Corrupção é a menor parte do desperdício público:  partindo do PIB brasileiro em torno de R$ 1,3 trilhão, metade disso é rolagem da dívida com a Banca financeira. O restante é gasto com os demais serviços, como previdência, repasses para os estados etc. Sobram cerca de 200 bilhões para o governo aplicar e pelo menos metade disso vira compras públicas. Nesse ponto os desperdícios somariam R$ 70 bilhões, compostos da seguinte maneira: 25% via corrupção, 25% via ineficiência” – clique aqui.

Corrupção é o tema coringa para Moro: ele quer colá-lo como rótulo em qualquer coisa, seja saúde, educação, emprego ou economia – se nada disso está dando certo no Brasil é porque um país corrupto e sem segurança jurídica como o nosso não atrai “investidores”. Aliás, o mantra “atrair investidores” é a ideologia que impede um país construir seu soft power (a habilidade de um país influenciar geopoliticamente por meio das suas próprias empresas e tecnologia), destruído pela Lava Jato.

Nesse contexto, começamos a entender o entusiasmo da grande mídia com a aliança Lula-Alckmin, dada como certa. Parece até uma bola levantada na rede para Moro dar a cortada: a candidatura Lula e Alckmin, respectivamente um ex-condenado e um ex-indiciado da Lava Jato, seria a prova concreta das “manobras jurídicas” que desafiam o lavajatismo do ex-juiz “anti-sistema Judge Moro”.

Aliança Lula-Alckmin não só dá munição para Moro como legitima a sua estratégia de fugir dos incômodos temas econômicos que deveriam ser discutidos em seus próprios termos, no campo da economia política. E não sob o discurso do justiçamento moralista do combate à corrupção.



Um conto identitário de Natal

 Fugir da economia política será a estratégia eleitoral centro-direita dessas eleições. Além do discurso lavajatista da corrupção, o discurso identitário (apropriado pela grande mídia) apresenta-se como mais um biombo para esconder as verdadeiras intenções neoliberais – os temas econômicos filtrados dessa vez pelo identitarismo.

Como nos revela esse verdadeiro conto distópico de Natal.

Uma mãe com seus quatro filhos estava passeando por um shopping na Zona Sul de São Paulo. Passaram em frente à decoração de Natal e foram convidados a tirar uma foto com o Papai Noel.

O Papai Noel chamou o filho de seis anos e perguntou o que queria ganhar de presente. “Um hoverboard [skate elétrico]”, respondeu. E o Papai Noel retrucou: “quanto seu pai ganha?... olha, esse presente não condiz com sua realidade”. E diante do desejo do filho mais velho de ganhar um celular, Papai Noel foi mais enfático: “não, esquece!”.

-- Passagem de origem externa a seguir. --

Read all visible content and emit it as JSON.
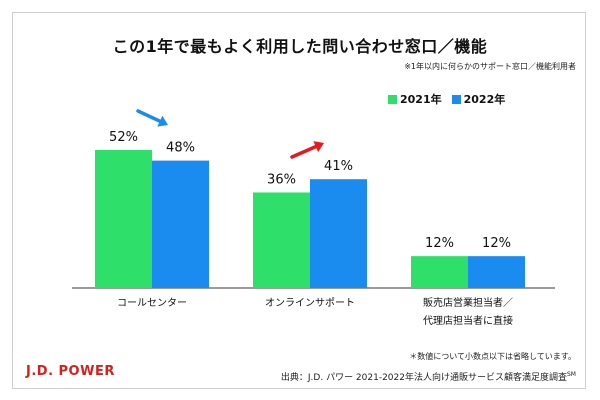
{
  "title": "この1年で最もよく利用した問い合わせ窓口／機能",
  "subnote": "※1年以内に何らかのサポート窓口／機能利用者",
  "legend": [
    {
      "label": "2021年",
      "color": "#2ee06a"
    },
    {
      "label": "2022年",
      "color": "#1a8cf0"
    }
  ],
  "chart_data": {
    "type": "bar",
    "title": "この1年で最もよく利用した問い合わせ窓口／機能",
    "categories": [
      "コールセンター",
      "オンラインサポート",
      "販売店営業担当者／代理店担当者に直接"
    ],
    "category_lines": [
      [
        "コールセンター"
      ],
      [
        "オンラインサポート"
      ],
      [
        "販売店営業担当者／",
        "代理店担当者に直接"
      ]
    ],
    "series": [
      {
        "name": "2021年",
        "values": [
          52,
          36,
          12
        ],
        "labels": [
          "52%",
          "36%",
          "12%"
        ],
        "color": "#2ee06a"
      },
      {
        "name": "2022年",
        "values": [
          48,
          41,
          12
        ],
        "labels": [
          "48%",
          "41%",
          "12%"
        ],
        "color": "#1a8cf0"
      }
    ],
    "ylim": [
      0,
      52
    ],
    "xlabel": "",
    "ylabel": "",
    "trend_arrows": [
      {
        "category_index": 0,
        "direction": "down",
        "color": "#1a8cf0"
      },
      {
        "category_index": 1,
        "direction": "up",
        "color": "#e8191e"
      }
    ]
  },
  "footnote": "＊数値について小数点以下は省略しています。",
  "source": {
    "text": "出典：J.D. パワー 2021-2022年法人向け通販サービス顧客満足度調査",
    "mark": "SM"
  },
  "logo": "J.D. POWER"
}
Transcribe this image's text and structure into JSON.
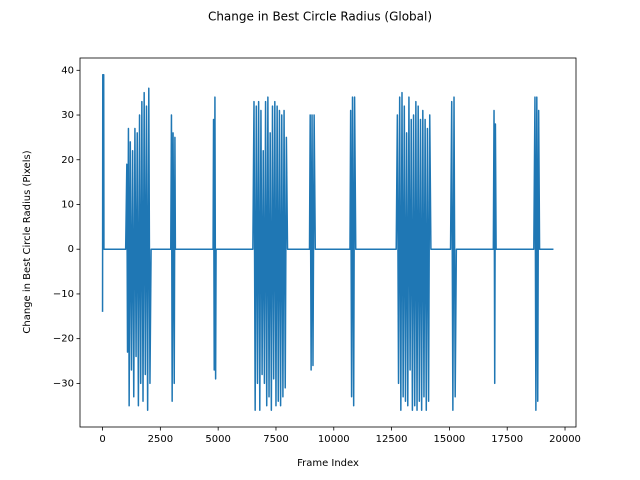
{
  "chart_data": {
    "type": "line",
    "title": "Change in Best Circle Radius (Global)",
    "x_label": "Frame Index",
    "y_label": "Change in Best Circle Radius (Pixels)",
    "color": "#1f77b4",
    "xlim": [
      -975,
      20475
    ],
    "ylim": [
      -39.75,
      42.75
    ],
    "xticks": [
      0,
      2500,
      5000,
      7500,
      10000,
      12500,
      15000,
      17500,
      20000
    ],
    "yticks": [
      {
        "value": -30,
        "label": "−30"
      },
      {
        "value": -20,
        "label": "−20"
      },
      {
        "value": -10,
        "label": "−10"
      },
      0,
      10,
      20,
      30,
      40
    ],
    "x": [
      0,
      10,
      50,
      60,
      1000,
      1050,
      1080,
      1120,
      1150,
      1200,
      1250,
      1300,
      1350,
      1400,
      1450,
      1500,
      1550,
      1600,
      1650,
      1700,
      1750,
      1800,
      1850,
      1900,
      1950,
      2000,
      2050,
      2100,
      2950,
      2980,
      3010,
      3050,
      3100,
      3130,
      3150,
      4780,
      4800,
      4830,
      4860,
      4890,
      4910,
      6500,
      6550,
      6600,
      6650,
      6700,
      6750,
      6800,
      6850,
      6900,
      6950,
      7000,
      7050,
      7100,
      7150,
      7200,
      7250,
      7300,
      7350,
      7400,
      7450,
      7500,
      7550,
      7600,
      7650,
      7700,
      7750,
      7800,
      7850,
      7900,
      7950,
      8000,
      8950,
      8980,
      9020,
      9060,
      9100,
      9150,
      9200,
      10700,
      10730,
      10770,
      10810,
      10860,
      10900,
      10950,
      12700,
      12750,
      12800,
      12850,
      12900,
      12950,
      13000,
      13050,
      13100,
      13150,
      13200,
      13250,
      13300,
      13350,
      13400,
      13450,
      13500,
      13550,
      13600,
      13650,
      13700,
      13750,
      13800,
      13850,
      13900,
      13950,
      14000,
      14050,
      14100,
      14150,
      14200,
      15050,
      15100,
      15150,
      15200,
      15250,
      15300,
      16900,
      16930,
      16960,
      16990,
      17020,
      18650,
      18700,
      18740,
      18780,
      18820,
      18860,
      18900,
      19500
    ],
    "values": [
      -14,
      39,
      39,
      0,
      0,
      19,
      -23,
      27,
      -35,
      24,
      -27,
      22,
      -33,
      27,
      -24,
      26,
      -35,
      30,
      -30,
      33,
      -34,
      35,
      -28,
      32,
      -36,
      36,
      -30,
      0,
      0,
      30,
      -34,
      26,
      -30,
      25,
      0,
      0,
      29,
      -27,
      34,
      -29,
      0,
      0,
      33,
      -36,
      32,
      -30,
      33,
      -36,
      31,
      -28,
      22,
      -30,
      33,
      -35,
      34,
      -33,
      26,
      -36,
      32,
      -29,
      33,
      -35,
      32,
      -34,
      31,
      -35,
      30,
      -33,
      31,
      -31,
      25,
      0,
      0,
      30,
      -27,
      30,
      -26,
      30,
      0,
      0,
      31,
      -33,
      34,
      -35,
      34,
      0,
      0,
      30,
      -30,
      34,
      -36,
      35,
      -33,
      32,
      -34,
      26,
      -35,
      34,
      -27,
      29,
      -36,
      30,
      -35,
      33,
      -36,
      32,
      -34,
      29,
      -36,
      31,
      -33,
      29,
      -36,
      27,
      -34,
      30,
      0,
      0,
      33,
      -36,
      34,
      -33,
      0,
      0,
      31,
      -30,
      28,
      0,
      0,
      34,
      -36,
      34,
      -34,
      31,
      0,
      0
    ]
  }
}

A notícia foi dada pelo telejornal local da Globo SP1, edição de 07/12/2021. Na primeira entrada da matéria, a manchete era: “Papai Noel traumatiza criança em Shopping”. Mas estranhamente a matéria foi abortada pelo apresentador. Para ser reapresentada em outro bloco, dessa vez com uma nova manchete: “Acusação de racismo em shopping”, num flagrante de mudança de viés da matéria.

Entra um representante da ONG chamada “Novos Herdeiros” e que denuncia: “Uma atitude racista, classista. Diretamente envolvendo o Papai Noel, que está inserido e que está sob a tutela do shopping Plaza Sul".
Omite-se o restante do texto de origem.